Life, Faith and Urban Farming

The life and happenings of an unconventional pastor and urban farmer living in the city with a family of five.

Thursday, July 27, 2006

Naming Grace

I and the Open Door have been thinking a lot about God's work in the world. Thanks to one of my professors at PTS, Dr. Andrew Purvis, I've developed a really strong understanding of Christ's work in the world. I've learned to stop thinking of my own acts of kindness and care for people as the work of Christ and think of them more as my own actions which join Christ in the work that he is already doing in people's lives. I am not the barer of Christ, but the witness to Christ's action. So, the question that is now floating around in my head, thanks to my new friend Melvin (see a link to his blog below) is, when do we take action in naming the work of Christ in people's lives? Karl Barth says that the Word of God is active throughout the culture, even apart from the church. God is revealing grace to people through creation, through acts of love, kindness, mercy, and justice.

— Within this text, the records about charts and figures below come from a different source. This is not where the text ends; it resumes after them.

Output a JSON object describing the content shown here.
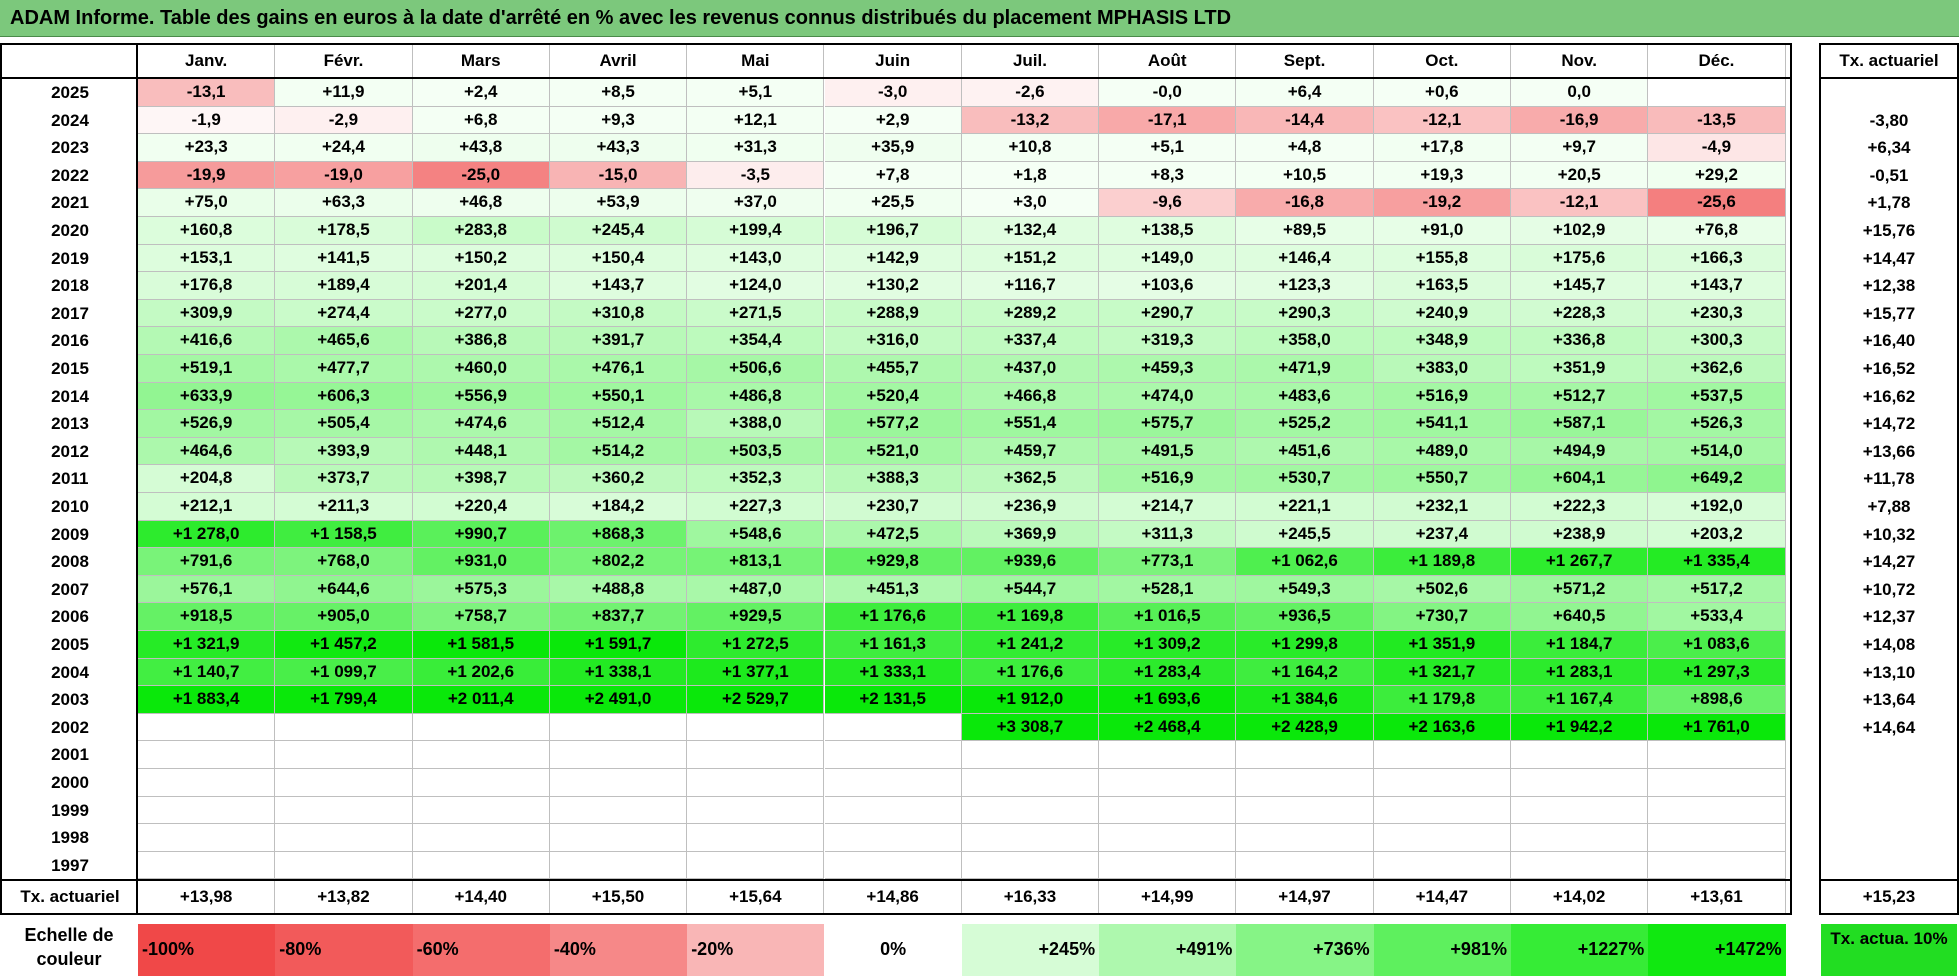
{
  "title": "ADAM Informe. Table des gains en euros à la date d'arrêté en % avec les revenus connus distribués du placement MPHASIS LTD",
  "months": [
    "Janv.",
    "Févr.",
    "Mars",
    "Avril",
    "Mai",
    "Juin",
    "Juil.",
    "Août",
    "Sept.",
    "Oct.",
    "Nov.",
    "Déc."
  ],
  "right_header": "Tx. actuariel",
  "rows": [
    {
      "year": "2025",
      "values": [
        "-13,1",
        "+11,9",
        "+2,4",
        "+8,5",
        "+5,1",
        "-3,0",
        "-2,6",
        "-0,0",
        "+6,4",
        "+0,6",
        "0,0",
        ""
      ],
      "tx": ""
    },
    {
      "year": "2024",
      "values": [
        "-1,9",
        "-2,9",
        "+6,8",
        "+9,3",
        "+12,1",
        "+2,9",
        "-13,2",
        "-17,1",
        "-14,4",
        "-12,1",
        "-16,9",
        "-13,5"
      ],
      "tx": "-3,80"
    },
    {
      "year": "2023",
      "values": [
        "+23,3",
        "+24,4",
        "+43,8",
        "+43,3",
        "+31,3",
        "+35,9",
        "+10,8",
        "+5,1",
        "+4,8",
        "+17,8",
        "+9,7",
        "-4,9"
      ],
      "tx": "+6,34"
    },
    {
      "year": "2022",
      "values": [
        "-19,9",
        "-19,0",
        "-25,0",
        "-15,0",
        "-3,5",
        "+7,8",
        "+1,8",
        "+8,3",
        "+10,5",
        "+19,3",
        "+20,5",
        "+29,2"
      ],
      "tx": "-0,51"
    },
    {
      "year": "2021",
      "values": [
        "+75,0",
        "+63,3",
        "+46,8",
        "+53,9",
        "+37,0",
        "+25,5",
        "+3,0",
        "-9,6",
        "-16,8",
        "-19,2",
        "-12,1",
        "-25,6"
      ],
      "tx": "+1,78"
    },
    {
      "year": "2020",
      "values": [
        "+160,8",
        "+178,5",
        "+283,8",
        "+245,4",
        "+199,4",
        "+196,7",
        "+132,4",
        "+138,5",
        "+89,5",
        "+91,0",
        "+102,9",
        "+76,8"
      ],
      "tx": "+15,76"
    },
    {
      "year": "2019",
      "values": [
        "+153,1",
        "+141,5",
        "+150,2",
        "+150,4",
        "+143,0",
        "+142,9",
        "+151,2",
        "+149,0",
        "+146,4",
        "+155,8",
        "+175,6",
        "+166,3"
      ],
      "tx": "+14,47"
    },
    {
      "year": "2018",
      "values": [
        "+176,8",
        "+189,4",
        "+201,4",
        "+143,7",
        "+124,0",
        "+130,2",
        "+116,7",
        "+103,6",
        "+123,3",
        "+163,5",
        "+145,7",
        "+143,7"
      ],
      "tx": "+12,38"
    },
    {
      "year": "2017",
      "values": [
        "+309,9",
        "+274,4",
        "+277,0",
        "+310,8",
        "+271,5",
        "+288,9",
        "+289,2",
        "+290,7",
        "+290,3",
        "+240,9",
        "+228,3",
        "+230,3"
      ],
      "tx": "+15,77"
    },
    {
      "year": "2016",
      "values": [
        "+416,6",
        "+465,6",
        "+386,8",
        "+391,7",
        "+354,4",
        "+316,0",
        "+337,4",
        "+319,3",
        "+358,0",
        "+348,9",
        "+336,8",
        "+300,3"
      ],
      "tx": "+16,40"
    },
    {
      "year": "2015",
      "values": [
        "+519,1",
        "+477,7",
        "+460,0",
        "+476,1",
        "+506,6",
        "+455,7",
        "+437,0",
        "+459,3",
        "+471,9",
        "+383,0",
        "+351,9",
        "+362,6"
      ],
      "tx": "+16,52"
    },
    {
      "year": "2014",
      "values": [
        "+633,9",
        "+606,3",
        "+556,9",
        "+550,1",
        "+486,8",
        "+520,4",
        "+466,8",
        "+474,0",
        "+483,6",
        "+516,9",
        "+512,7",
        "+537,5"
      ],
      "tx": "+16,62"
    },
    {
      "year": "2013",
      "values": [
        "+526,9",
        "+505,4",
        "+474,6",
        "+512,4",
        "+388,0",
        "+577,2",
        "+551,4",
        "+575,7",
        "+525,2",
        "+541,1",
        "+587,1",
        "+526,3"
      ],
      "tx": "+14,72"
    },
    {
      "year": "2012",
      "values": [
        "+464,6",
        "+393,9",
        "+448,1",
        "+514,2",
        "+503,5",
        "+521,0",
        "+459,7",
        "+491,5",
        "+451,6",
        "+489,0",
        "+494,9",
        "+514,0"
      ],
      "tx": "+13,66"
    },
    {
      "year": "2011",
      "values": [
        "+204,8",
        "+373,7",
        "+398,7",
        "+360,2",
        "+352,3",
        "+388,3",
        "+362,5",
        "+516,9",
        "+530,7",
        "+550,7",
        "+604,1",
        "+649,2"
      ],
      "tx": "+11,78"
    },
    {
      "year": "2010",
      "values": [
        "+212,1",
        "+211,3",
        "+220,4",
        "+184,2",
        "+227,3",
        "+230,7",
        "+236,9",
        "+214,7",
        "+221,1",
        "+232,1",
        "+222,3",
        "+192,0"
      ],
      "tx": "+7,88"
    },
    {
      "year": "2009",
      "values": [
        "+1 278,0",
        "+1 158,5",
        "+990,7",
        "+868,3",
        "+548,6",
        "+472,5",
        "+369,9",
        "+311,3",
        "+245,5",
        "+237,4",
        "+238,9",
        "+203,2"
      ],
      "tx": "+10,32"
    },
    {
      "year": "2008",
      "values": [
        "+791,6",
        "+768,0",
        "+931,0",
        "+802,2",
        "+813,1",
        "+929,8",
        "+939,6",
        "+773,1",
        "+1 062,6",
        "+1 189,8",
        "+1 267,7",
        "+1 335,4"
      ],
      "tx": "+14,27"
    },
    {
      "year": "2007",
      "values": [
        "+576,1",
        "+644,6",
        "+575,3",
        "+488,8",
        "+487,0",
        "+451,3",
        "+544,7",
        "+528,1",
        "+549,3",
        "+502,6",
        "+571,2",
        "+517,2"
      ],
      "tx": "+10,72"
    },
    {
      "year": "2006",
      "values": [
        "+918,5",
        "+905,0",
        "+758,7",
        "+837,7",
        "+929,5",
        "+1 176,6",
        "+1 169,8",
        "+1 016,5",
        "+936,5",
        "+730,7",
        "+640,5",
        "+533,4"
      ],
      "tx": "+12,37"
    },
    {
      "year": "2005",
      "values": [
        "+1 321,9",
        "+1 457,2",
        "+1 581,5",
        "+1 591,7",
        "+1 272,5",
        "+1 161,3",
        "+1 241,2",
        "+1 309,2",
        "+1 299,8",
        "+1 351,9",
        "+1 184,7",
        "+1 083,6"
      ],
      "tx": "+14,08"
    },
    {
      "year": "2004",
      "values": [
        "+1 140,7",
        "+1 099,7",
        "+1 202,6",
        "+1 338,1",
        "+1 377,1",
        "+1 333,1",
        "+1 176,6",
        "+1 283,4",
        "+1 164,2",
        "+1 321,7",
        "+1 283,1",
        "+1 297,3"
      ],
      "tx": "+13,10"
    },
    {
      "year": "2003",
      "values": [
        "+1 883,4",
        "+1 799,4",
        "+2 011,4",
        "+2 491,0",
        "+2 529,7",
        "+2 131,5",
        "+1 912,0",
        "+1 693,6",
        "+1 384,6",
        "+1 179,8",
        "+1 167,4",
        "+898,6"
      ],
      "tx": "+13,64"
    },
    {
      "year": "2002",
      "values": [
        "",
        "",
        "",
        "",
        "",
        "",
        "+3 308,7",
        "+2 468,4",
        "+2 428,9",
        "+2 163,6",
        "+1 942,2",
        "+1 761,0"
      ],
      "tx": "+14,64"
    },
    {
      "year": "2001",
      "values": [
        "",
        "",
        "",
        "",
        "",
        "",
        "",
        "",
        "",
        "",
        "",
        ""
      ],
      "tx": ""
    },
    {
      "year": "2000",
      "values": [
        "",
        "",
        "",
        "",
        "",
        "",
        "",
        "",
        "",
        "",
        "",
        ""
      ],
      "tx": ""
    },
    {
      "year": "1999",
      "values": [
        "",
        "",
        "",
        "",
        "",
        "",
        "",
        "",
        "",
        "",
        "",
        ""
      ],
      "tx": ""
    },
    {
      "year": "1998",
      "values": [
        "",
        "",
        "",
        "",
        "",
        "",
        "",
        "",
        "",
        "",
        "",
        ""
      ],
      "tx": ""
    },
    {
      "year": "1997",
      "values": [
        "",
        "",
        "",
        "",
        "",
        "",
        "",
        "",
        "",
        "",
        "",
        ""
      ],
      "tx": ""
    }
  ],
  "footer": {
    "label": "Tx. actuariel",
    "values": [
      "+13,98",
      "+13,82",
      "+14,40",
      "+15,50",
      "+15,64",
      "+14,86",
      "+16,33",
      "+14,99",
      "+14,97",
      "+14,47",
      "+14,02",
      "+13,61"
    ],
    "total": "+15,23"
  },
  "scale": {
    "label": "Echelle de couleur",
    "items": [
      {
        "text": "-100%",
        "color": "#f04848"
      },
      {
        "text": "-80%",
        "color": "#f25a5a"
      },
      {
        "text": "-60%",
        "color": "#f46d6d"
      },
      {
        "text": "-40%",
        "color": "#f68888"
      },
      {
        "text": "-20%",
        "color": "#f9b6b6"
      },
      {
        "text": "0%",
        "color": "#ffffff"
      },
      {
        "text": "+245%",
        "color": "#d6fcd6"
      },
      {
        "text": "+491%",
        "color": "#aef8ae"
      },
      {
        "text": "+736%",
        "color": "#86f486"
      },
      {
        "text": "+981%",
        "color": "#5ef05e"
      },
      {
        "text": "+1227%",
        "color": "#36ec36"
      },
      {
        "text": "+1472%",
        "color": "#10e810"
      }
    ],
    "tx_label": "Tx. actua. 10%",
    "tx_color": "#22dd22"
  }
}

Dr. Purvis has taught us to first of all bear witness to what Jesus/God/The Holy Spirit is doing. This means we point toward the goodness of God's work. Then we must interpret God's work in the world. Sometimes just pointing toward Christ is not enough, we have to interpret. And the third thing we do is symbolic action (I like this part). We take part in Christ's work by acting ourselves. This might include anointing a sick person with oil as in traditional pastoral care, or it might include buying a meal for a homeless person.

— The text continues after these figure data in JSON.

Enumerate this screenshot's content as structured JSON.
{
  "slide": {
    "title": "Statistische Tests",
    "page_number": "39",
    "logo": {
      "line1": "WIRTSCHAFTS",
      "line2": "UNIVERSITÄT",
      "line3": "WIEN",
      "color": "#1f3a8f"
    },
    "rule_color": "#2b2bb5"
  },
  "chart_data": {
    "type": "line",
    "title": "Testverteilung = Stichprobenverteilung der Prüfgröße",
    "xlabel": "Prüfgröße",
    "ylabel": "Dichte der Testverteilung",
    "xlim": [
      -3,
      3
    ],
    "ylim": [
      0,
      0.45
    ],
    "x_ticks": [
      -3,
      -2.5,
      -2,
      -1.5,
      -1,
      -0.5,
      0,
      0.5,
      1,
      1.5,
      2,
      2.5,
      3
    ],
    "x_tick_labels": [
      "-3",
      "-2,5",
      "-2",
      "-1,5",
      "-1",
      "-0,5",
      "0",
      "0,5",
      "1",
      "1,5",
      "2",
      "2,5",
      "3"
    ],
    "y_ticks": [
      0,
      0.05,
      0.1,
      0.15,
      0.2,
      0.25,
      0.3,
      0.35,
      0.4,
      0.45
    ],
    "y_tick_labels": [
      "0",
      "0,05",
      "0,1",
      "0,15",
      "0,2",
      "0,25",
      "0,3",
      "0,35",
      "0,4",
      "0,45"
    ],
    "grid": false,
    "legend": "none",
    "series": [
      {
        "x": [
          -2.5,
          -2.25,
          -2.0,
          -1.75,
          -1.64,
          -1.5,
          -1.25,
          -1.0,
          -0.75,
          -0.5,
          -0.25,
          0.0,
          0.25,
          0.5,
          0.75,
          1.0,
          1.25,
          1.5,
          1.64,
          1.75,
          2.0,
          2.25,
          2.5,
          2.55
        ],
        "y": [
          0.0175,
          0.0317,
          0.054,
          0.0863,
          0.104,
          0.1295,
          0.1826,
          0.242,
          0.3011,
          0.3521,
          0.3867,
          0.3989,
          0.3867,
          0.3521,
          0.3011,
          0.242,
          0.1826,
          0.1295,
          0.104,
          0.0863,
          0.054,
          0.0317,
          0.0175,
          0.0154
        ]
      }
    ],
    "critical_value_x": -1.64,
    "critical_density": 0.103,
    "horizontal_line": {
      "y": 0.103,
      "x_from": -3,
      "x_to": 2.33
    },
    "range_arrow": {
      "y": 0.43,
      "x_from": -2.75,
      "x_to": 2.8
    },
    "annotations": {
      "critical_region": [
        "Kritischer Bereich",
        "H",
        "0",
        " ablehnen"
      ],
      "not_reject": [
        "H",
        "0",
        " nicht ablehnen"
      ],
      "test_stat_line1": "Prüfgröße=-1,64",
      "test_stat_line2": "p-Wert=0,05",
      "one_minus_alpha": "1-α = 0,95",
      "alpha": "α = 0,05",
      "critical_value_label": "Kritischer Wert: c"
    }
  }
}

Now, I want to suggest that Dr. Purvis' order of bearing witness, interpretation and symbolic action, when done in a missional/not-yet-Christian context, should be done in reverse order. In a missional context we must start out by doing symbolic action, then move to interpretation of both that symbolic action and of the work that Jesus is doing in and through people's lives. The question floating around for me is how long should we act symbolically before naming Christ as the barer of grace. I'm convinced that the purpose of mission is not fulfilled if we do not at some point make an attempt to name grace as Jesus Christ, but I think it may at times take years to do that. On the other hand I don't think we need to be scared to name grace. It's different than evangelizing, naming grace is non-threatening to people. My co-worker, BJ Woodworth, often names grace with his not-yet Christian friends, simply by pointing toward the good things in and around their lives and saying things like, "Jesus is at work in you". It's an acknowledgment that Jesus is already at work in someone, before they "accept him." Naming grace means we take the work out of our hands and the hands of the not-yet-Christian, and simply point toward the one who we believe is doing the real and important work, Jesus.

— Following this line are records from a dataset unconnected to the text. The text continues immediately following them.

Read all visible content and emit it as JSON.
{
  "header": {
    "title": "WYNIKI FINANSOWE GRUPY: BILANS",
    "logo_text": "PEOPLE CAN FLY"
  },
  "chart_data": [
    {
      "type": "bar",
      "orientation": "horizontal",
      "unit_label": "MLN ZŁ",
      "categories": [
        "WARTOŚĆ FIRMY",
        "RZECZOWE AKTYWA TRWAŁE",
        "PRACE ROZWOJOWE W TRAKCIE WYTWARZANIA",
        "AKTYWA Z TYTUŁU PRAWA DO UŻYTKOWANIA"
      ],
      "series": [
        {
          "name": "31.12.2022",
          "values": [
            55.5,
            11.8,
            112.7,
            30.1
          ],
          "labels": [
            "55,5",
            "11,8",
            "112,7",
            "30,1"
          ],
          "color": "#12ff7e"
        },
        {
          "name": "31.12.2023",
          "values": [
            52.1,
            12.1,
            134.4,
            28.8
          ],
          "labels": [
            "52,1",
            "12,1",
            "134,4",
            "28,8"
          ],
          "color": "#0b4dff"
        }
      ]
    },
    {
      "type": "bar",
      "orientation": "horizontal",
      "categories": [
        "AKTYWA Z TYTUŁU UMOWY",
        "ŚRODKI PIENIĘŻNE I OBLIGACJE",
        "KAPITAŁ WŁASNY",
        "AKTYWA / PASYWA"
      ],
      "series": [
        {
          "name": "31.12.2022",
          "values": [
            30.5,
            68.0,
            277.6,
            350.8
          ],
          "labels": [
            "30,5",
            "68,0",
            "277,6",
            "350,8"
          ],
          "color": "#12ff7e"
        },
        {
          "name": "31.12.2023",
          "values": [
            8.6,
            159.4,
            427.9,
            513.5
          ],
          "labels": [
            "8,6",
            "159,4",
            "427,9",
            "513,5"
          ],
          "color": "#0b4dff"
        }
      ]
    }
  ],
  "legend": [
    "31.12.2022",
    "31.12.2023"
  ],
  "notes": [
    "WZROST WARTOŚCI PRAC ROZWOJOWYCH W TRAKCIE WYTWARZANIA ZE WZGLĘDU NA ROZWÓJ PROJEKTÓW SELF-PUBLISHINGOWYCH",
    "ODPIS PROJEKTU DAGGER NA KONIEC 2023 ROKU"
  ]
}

What do you think? Can we, in this post-Christian culture, do mission/symbolic action, without bearing witness?

5 comments:

Sarah Louise said...

Sounds like a good idea, as long as we are bearing witness.

Brian said...

Hi John -

Interesting thoughts. I think the core process remains the same as what Purves taught us - discerning where Jesus Christ is at work in a person's life is the starting point. I see your point about acting in symbolic action before interpreting but, as you point out, sometimes this last piece can get left out simply because it's the hardest part and how do you know when to say it.

Newbigin points out that Jesus, throughout the Gospels, always helps people interpret what he is doing with words. For Jesus, there was seldom a time when he did something and didn't use words to help the people around him understand what was going on.

I think the question that we need to wrestle with is not "when do we speak" but "how do we speak"? I think the challenge is to find a way to help people interpret what is going on in their lives. This comes back to Puves' model though - what is the Word of the Lord for a particular person or community in a given time?

Russell Smith said...

Great post -- Interpreting Christ is indeed the hardest part -- often because of the associations with pushy evangelism. And yet, that is a part of our calling as Disciples of Christ -- to name the good work that He's doing. Thanks for this thoughtful post.
Russell

phred said...

excellent blog and great idea.

phred said...

Finally work for Christ where we step out of the way!